- Born: 1968 Dakar, Senegal
- Died: 11 December 2009 (age 41) Dakar, Senegal
- Occupations: photographer, film director, screenwriter
- Known for: Sénégal, Salsa (2000); Combat pour la mer (2003)

= Moustapha Ndoye =

Senegalese film director and photographer

Moustapha Ndoye (1968, Dakar – 11 December 2009, Dakar) was a Senegalese photographer, film director and screenwriter.

==Biography==
Moustapha Ndoye was born in Dakar, Senegal, in 1968. Ndoye was of Lebu extraction. He was introduced to artistic circles by the Senegalese drummer Abdoulaye Prosper Niang, leader and cofounder of the Xalam band and supported musicians at concerts. Ndoye became involved in Senegalese cinema as a production and direction assistant for the movies Le Franc (1994) and La Petite Vendeuse de Soleil (1999) by director Djibril Diop Mambéty. In Paris Ndoye worked as a photographer and had an exhibition Cherche Billets in 1999 at the inauguration of the Alliance française at Ziguinchor, Senegal, and at the Mois de la photo(graphie) à Dakar.

In 2000, he created the TV music documentary Sénégal Salsa with support of the Senegal Ministries of Foreign Affairs and Culture and Communication. In 2003, he directed a documentary for France 5, Combat pour la mer, on the struggle of fishing communities in Bretagne and Senegal. Both movies were with Neri Productions in Paris, founded by filmmaker and actress Florence Arrigoni Neri.

After shooting his documentary on illegal immigration Wax pour wax rek, les mots pour le dire, Ndoye died at the hospital of Dakar of a stroke on 11 December 2009.
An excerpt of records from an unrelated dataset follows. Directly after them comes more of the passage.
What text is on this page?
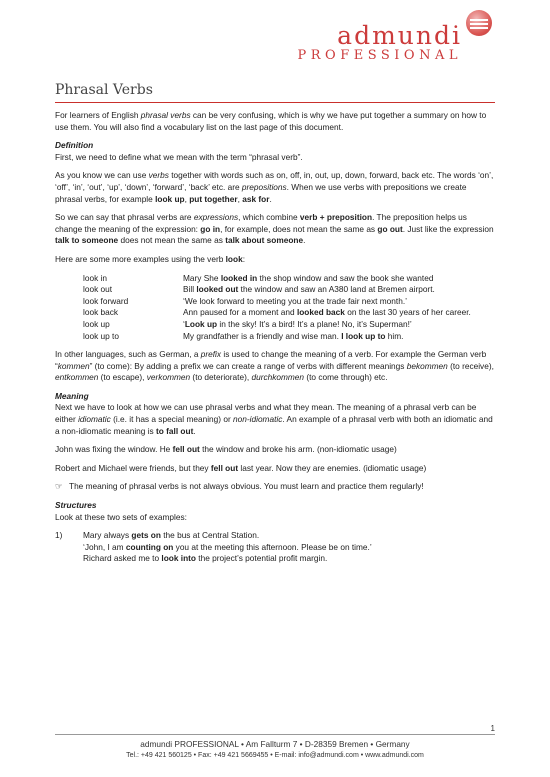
admundi
PROFESSIONAL
Phrasal Verbs

For learners of English phrasal verbs can be very confusing, which is why we have put together a summary on how to use them. You will also find a vocabulary list on the last page of this document.

Definition

First, we need to define what we mean with the term “phrasal verb”.

As you know we can use verbs together with words such as on, off, in, out, up, down, forward, back etc. The words ‘on’, ‘off’, ‘in’, ‘out’, ‘up’, ‘down’, ‘forward’, ‘back’ etc. are prepositions. When we use verbs with prepositions we create phrasal verbs, for example look up, put together, ask for.

So we can say that phrasal verbs are expressions, which combine verb + preposition. The preposition helps us change the meaning of the expression: go in, for example, does not mean the same as go out. Just like the expression talk to someone does not mean the same as talk about someone.

Here are some more examples using the verb look:

look in	Mary She looked in the shop window and saw the book she wanted
look out	Bill looked out the window and saw an A380 land at Bremen airport.
look forward	‘We look forward to meeting you at the trade fair next month.’
look back	Ann paused for a moment and looked back on the last 30 years of her career.
look up	‘Look up in the sky! It’s a bird! It’s a plane! No, it’s Superman!’
look up to	My grandfather is a friendly and wise man. I look up to him.

In other languages, such as German, a prefix is used to change the meaning of a verb. For example the German verb “kommen” (to come): By adding a prefix we can create a range of verbs with different meanings bekommen (to receive), entkommen (to escape), verkommen (to deteriorate), durchkommen (to come through) etc.

Meaning

Next we have to look at how we can use phrasal verbs and what they mean. The meaning of a phrasal verb can be either idiomatic (i.e. it has a special meaning) or non-idiomatic. An example of a phrasal verb with both an idiomatic and a non-idiomatic meaning is to fall out.

John was fixing the window. He fell out the window and broke his arm. (non-idiomatic usage)

Robert and Michael were friends, but they fell out last year. Now they are enemies. (idiomatic usage)

☞ The meaning of phrasal verbs is not always obvious. You must learn and practice them regularly!

Structures

Look at these two sets of examples:

1)	Mary always gets on the bus at Central Station.
‘John, I am counting on you at the meeting this afternoon. Please be on time.’
Richard asked me to look into the project’s potential profit margin.
1
admundi PROFESSIONAL • Am Fallturm 7 • D-28359 Bremen • Germany
Tel.: +49 421 560125 • Fax: +49 421 5669455 • E-mail: info@admundi.com • www.admundi.com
Wax pour wax rek was published posthumously.

==Filmography==
Ndoye's films include:

| Year | Film | Genre | Role | Duration |
|---|---|---|---|---|
| 1994 | Le Franc | Comedy | Production and direction assistant | 45 minutes |
| 1999 | La Petite Vendeuse de Soleil | Drama | Production and direction assistant | 45 m |
| 2000 | Sénégal Salsa | TV Music documentary | Director and screenwriter | 52 or 55 m |
| 2002 | Combat pour la mer | TV Documentary on the struggle of fishing communities in Bretagne and Senegal | Director and screenwriter | 49 or 52 m |
| 2009 | Wax pour wax rek, les mots pour le dire | Documentary on clandestine emigration | Director |  |

==Awards==
Sénégal Salsa won two prizes at the 2001 Festival International de Programmes Audiovisuels (FIPA) at Biarritz: the Music and Live Events Silver FIPA and Michel Mitrani Awards. At the Panafrican Film and Television Festival of Ouagadougou (FESPACO) 2001 it won the Prix de la Guilde des cinéastes et producteurs africains and the Prix technique du meilleur son FESTEL at the Festival de Films du Cameroun 2001.